Are the Flyers using the wrong lines tonight?


The Inquirer is reporting that the Flyers lines tonight will be

Hartnell-Briere-Leino
Carter-Giroux-Nodl
van Riemsdyk-Richards-Versteeg
Carcillo-Betts-Powe

If that's true, then the Flyers just have this one wrong. Find out why after the jump.

First off, a primer on how I am looking at this. The metric I will use most is Corsi, which keeps track of whether a team is getting more shot attempts than their opponents. When I say that a certain player's Corsi score is 54%, it's a team score like plus/minus -- it means that his team got 54% of the shots (and the opponents got 46%) during the time that he was on the ice. We use Corsi because it correlates very well with things like puck possession, zone time, and goal scoring, so it's a good measure of how well a team is controlling the play.

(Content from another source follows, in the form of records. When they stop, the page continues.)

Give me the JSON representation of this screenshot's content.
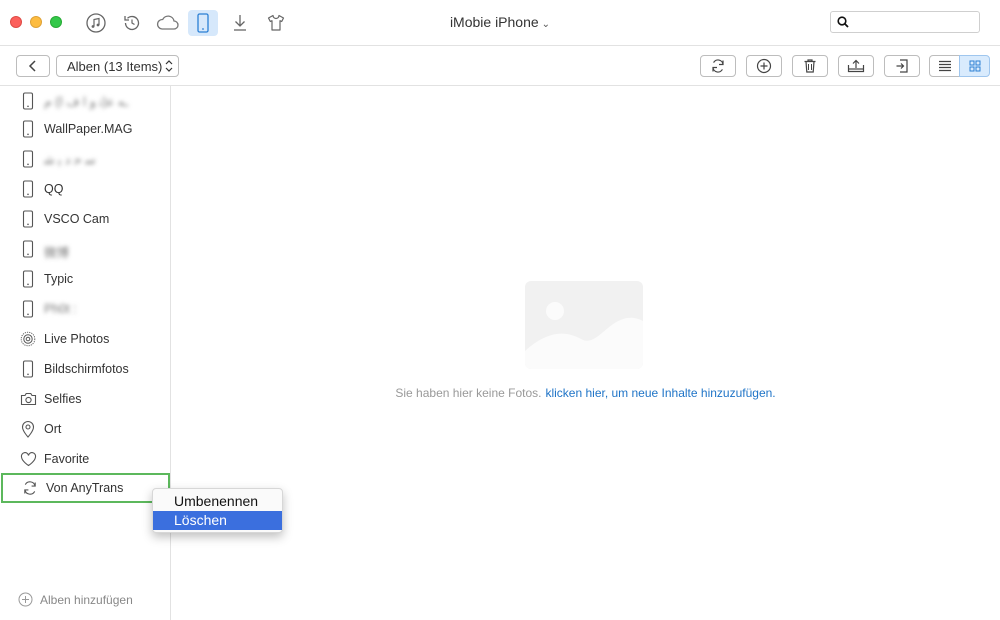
{
  "window": {
    "title": "iMobie iPhone",
    "title_chevron": "⌄",
    "search_placeholder": ""
  },
  "titlebar_icons": [
    "music-icon",
    "history-icon",
    "cloud-icon",
    "phone-icon",
    "download-icon",
    "shirt-icon"
  ],
  "toolbar": {
    "album_select": "Alben (13 Items)",
    "album_select_arrows": "▲▼"
  },
  "sidebar": {
    "items": [
      {
        "label": "ـه ﻋ(ﺗ ﻭ ﺍ ﻑ ﺍ) ﻡ",
        "icon": "phone-icon",
        "blurred": true
      },
      {
        "label": "WallPaper.MAG",
        "icon": "phone-icon",
        "blurred": false
      },
      {
        "label": "ﺳ ﺣ ﺩ ﻳ ﺷ",
        "icon": "phone-icon",
        "blurred": true
      },
      {
        "label": "QQ",
        "icon": "phone-icon",
        "blurred": false
      },
      {
        "label": "VSCO Cam",
        "icon": "phone-icon",
        "blurred": false
      },
      {
        "label": "微博",
        "icon": "phone-icon",
        "blurred": true
      },
      {
        "label": "Typic",
        "icon": "phone-icon",
        "blurred": false
      },
      {
        "label": "Ph0t :",
        "icon": "phone-icon",
        "blurred": true
      },
      {
        "label": "Live Photos",
        "icon": "live-photos-icon",
        "blurred": false
      },
      {
        "label": "Bildschirmfotos",
        "icon": "phone-icon",
        "blurred": false
      },
      {
        "label": "Selfies",
        "icon": "camera-icon",
        "blurred": false
      },
      {
        "label": "Ort",
        "icon": "location-pin-icon",
        "blurred": false
      },
      {
        "label": "Favorite",
        "icon": "heart-icon",
        "blurred": false
      },
      {
        "label": "Von AnyTrans",
        "icon": "sync-icon",
        "blurred": false,
        "selected": true
      }
    ],
    "add_album": "Alben hinzufügen"
  },
  "main": {
    "empty_text": "Sie haben hier keine Fotos.",
    "empty_link": "klicken hier, um neue Inhalte hinzuzufügen."
  },
  "context_menu": {
    "items": [
      {
        "label": "Umbenennen"
      },
      {
        "label": "Löschen",
        "highlighted": true
      }
    ]
  },
  "colors": {
    "accent_blue": "#1f74c7",
    "menu_highlight": "#3b6fde",
    "selected_border": "#5cb85c",
    "active_tab_bg": "#d6e8fb"
  }
}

In this analysis, I'm going to look at how players do together, compared to when they aren't together, to see who should be paired up as linemates tonight.

1) Hartnell-Briere-Leino

This one is right. They've been together for most of the season, and it's because they've all been very good together. Here's a table that illustrates how much more successful they've been as a group than as individuals:

Pair of players Corsi Player alone Corsi
Hartnell-Leino 49.9% Hartnell 47.2% (-2.7)
Leino 47.3% (-2.6)
Hartnell-Briere 49.6% Hartnell 48.4% (-1.2)
Briere 48.1% (-1.5)
Briere-Leino 50.1% Briere 46.5% (-3.6)
Leino 46.5% (-3.6)

How to read the table: the first line says that when Hartnell and Leino are on the ice together, the team gets 49.9% of the shots, but when Hartnell is out there without Leino that number drops 2.7% to 47.2%. In other words, a negative number in the "alone" column means that the player is worse when apart and does better when that pairing is together.

Every number in that alone column is negative. So removing any given player from the grouping means that both he and the players he split from will perform worse. This line has to be kept intact.

2) Carter-Giroux-Nodl

Let's try this again:

Pair of players Corsi Player alone Corsi
Carter-Giroux 53.9% Carter 47.0% (-6.9)
Giroux 52.8% (-1.1)
Carter-Nodl 46.7% Carter 52.3% (+5.6)
Nodl 50.0% (+3.3)
Giroux-Nodl 48.8% Giroux 54.6% (+5.8)
Nodl 49.6% (+0.8)

So what do we see here? Carter and Giroux both elevate each other, which is not surprising since they're probably the two best choices for team MVP. But Nodl drags both of them down painfully -- they're both more than 5 points better without him than with him. Is there a better option for a third member of this line, someone who could actually elevate those two stars? You bet there is!

Pair of players Corsi Player alone Corsi
Carter-Zherdev 57.8% Carter 49.6% (-8.2)
Zherdev 54.3% (-3.5)
Giroux-Zherdev 61.4% Giroux 50.8% (-10.6)
Zherdev 51.0% (-10.4)

Having Nodl dragging that line down instead of having Zherdev elevate it is a crying shame.

3) van Riemsdyk-Richards-Versteeg

Don't get me wrong, Nodl is a solid player; he's just not in the right spot on that line. This is where he belongs -- Nodl has elevated the play of both van Riemsdyk and Richards this year, while Versteeg has pulled them both down.

Pair of players Corsi Player alone Corsi
Richards-Versteeg 49.2% Richards 49.8% (+0.6)
Versteeg 44.5% (-4.7)
Richards-Nodl 50.8% Richards 48.7% (-2.1)
Nodl 47.4% (-3.4)
van Riemsdyk-Versteeg 47.7% van Riemsdyk 50.4% (+2.7)
Versteeg 48.3% (+0.6)
van Riemsdyk-Nodl 50.2% van Riemsdyk 49.9% (-0.3)
Nodl 49.9% (-0.3)

Versteeg has been horrible without Richards (44.5%) and has pulled down both Richards and JVR when he's played with them. I'd like a refund on the first round pick, but since we can't get that, I'd settle for a trial run with him on the fourth line or in the press box.

This isn't really about Versteeg though. It's really about getting that CZG line together, since they've been so dominant. Putting Zherdev on that line makes them a bit less of a defensive heavy lifter line. Getting Nodl back with Richards lets them pick up that slack a bit, and puts them in the defensive roles that come naturally to them.

In addition to pairing players who haven't done well together, the reported lines stack three of the four best defensive forwards on the same line. When the key to beating Buffalo is stopping their second line, it makes sense to have two defensively-responsible lines -- especially when those lines put together the players who have performed the best together.